Марыся была высокая стройная девушка; тетка воспитала ее в Риме на свой лад. Сын Владислав с восторгом читал все, что только попадалось ему под руку, предпочитая приключения графа Монте-Кристо идиллиям Шимоновича[247], подсунутым ему влюбленным в классические творения отцом. Маленький Юзя, когда гости в шутку спрашивали его: «Ты кто такой?» — отвечал мгновенно и внятно: «Юзя Мицкевич — польский эмигрант!» «Знает свои титулы», — смеялся отец.
Юзя отчаянно завидовал намного старшему Владиславу, который как ни в чем не бывало бегал по арсенальным крышам, пугая голубей, стаей взвивавшихся у него из-под ног. Здание Арсенала, украшенное каменными пушками, детская фантазия преображала в средневековый замок. В окнах стояла лазурь или вечерний сумрак, внизу видна была Сена, Пантеон и приплюснутые башни Собора Парижской богоматери.
Госпоже, Целине, здоровье которой несколько улучшилось, казалось, что возвращаются давние, давно утраченные и все-таки счастливые годы, прожитые в Лозанне. Она по-прежнему устраивала дома музыкальные вечера, а иногда выбиралась с визитами к знакомым. Но вскоре возвратились приступы старого недуга, которые очень ее обессиливали. Время делало свое: его беспощадная работа медленно подтачивала ее тело, проникала в сердце, задела легкие. Бывали дни, когда Целина не вставала с постели. Врачи утверждали, что болезнь госпожи Целины редкая и странная. Немногим они могли помочь. Их искусство тогда еще было похоже на чистейшее знахарство. Новый приезд Софии Шимановской обрадовал больную, хотя это радостное возбуждение миновало, и болезнь возобновилась с удвоенной силой.
По утрам ей было легче, утром она обычно спала, бесконечно измотанная бессонной ночью, но примерно в полдень возвращались боли, пробирающие насквозь, ужасные, невыносимые. Она, никогда не кричавшая во время частых родов, теперь издавала такие страшные стоны, что они были слышны и под окнами Арсенала. Нечеловеческий крик разрывал ночь, когда она внезапно просыпалась. Целина принимала снотворное, но оно ослабляло ее сердце.

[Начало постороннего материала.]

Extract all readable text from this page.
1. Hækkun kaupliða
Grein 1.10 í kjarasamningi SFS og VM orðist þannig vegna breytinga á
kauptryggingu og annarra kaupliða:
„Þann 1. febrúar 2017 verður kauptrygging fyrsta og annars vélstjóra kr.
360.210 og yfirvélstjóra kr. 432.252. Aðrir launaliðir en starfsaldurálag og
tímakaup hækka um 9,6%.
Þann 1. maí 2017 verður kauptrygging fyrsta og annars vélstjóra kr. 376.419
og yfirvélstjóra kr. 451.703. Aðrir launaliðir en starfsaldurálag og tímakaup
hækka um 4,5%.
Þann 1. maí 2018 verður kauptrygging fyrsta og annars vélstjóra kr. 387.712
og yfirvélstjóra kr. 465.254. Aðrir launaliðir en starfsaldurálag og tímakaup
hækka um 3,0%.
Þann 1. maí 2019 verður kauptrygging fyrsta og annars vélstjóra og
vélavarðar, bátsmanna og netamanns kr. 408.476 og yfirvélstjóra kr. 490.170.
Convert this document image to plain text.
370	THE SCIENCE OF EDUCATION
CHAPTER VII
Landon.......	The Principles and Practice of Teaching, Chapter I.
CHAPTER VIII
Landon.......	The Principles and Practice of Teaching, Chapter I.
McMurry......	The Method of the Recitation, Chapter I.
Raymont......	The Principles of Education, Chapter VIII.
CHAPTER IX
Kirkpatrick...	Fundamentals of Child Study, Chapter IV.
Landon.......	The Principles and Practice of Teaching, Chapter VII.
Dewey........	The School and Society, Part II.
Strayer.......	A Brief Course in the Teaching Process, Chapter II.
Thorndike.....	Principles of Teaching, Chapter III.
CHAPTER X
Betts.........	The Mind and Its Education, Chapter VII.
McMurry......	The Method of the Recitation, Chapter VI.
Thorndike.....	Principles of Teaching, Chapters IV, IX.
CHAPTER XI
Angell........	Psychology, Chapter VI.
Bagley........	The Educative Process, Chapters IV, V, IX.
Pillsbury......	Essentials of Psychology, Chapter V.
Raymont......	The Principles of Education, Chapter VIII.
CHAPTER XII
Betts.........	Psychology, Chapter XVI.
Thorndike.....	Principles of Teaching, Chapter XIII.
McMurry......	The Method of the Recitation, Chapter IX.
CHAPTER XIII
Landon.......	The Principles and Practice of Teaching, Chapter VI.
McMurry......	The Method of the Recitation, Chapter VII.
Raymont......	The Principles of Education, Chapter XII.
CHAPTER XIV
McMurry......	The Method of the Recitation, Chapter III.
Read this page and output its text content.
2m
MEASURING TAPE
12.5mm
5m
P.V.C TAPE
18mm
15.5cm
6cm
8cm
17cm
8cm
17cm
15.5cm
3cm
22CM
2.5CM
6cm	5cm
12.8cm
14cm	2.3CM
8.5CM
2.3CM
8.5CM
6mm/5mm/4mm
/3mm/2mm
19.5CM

Уничтожение начало прикасаться к ее лицу медленно, но явно. Она очень исхудала, черные глаза глубоко впали, кожа покрылась морщинами; только на устах блуждала иногда, в минуты, когда страдания утихали, улыбка. Она испытывала в эти минуты счастье, доступное несчастливым. И, по мере того как она погружалась все ниже, на дно несчастья, сильнее становилось ощущение счастья в мгновенья облегчения и передышки. Страдания души, уступив место телесным мукам, утратили над ней власть. Нужны были такие вот пытки, чтобы сознание, совесть, эта великая инквизиторша, потеряла способность терзать помыслы, воспоминания, воображение.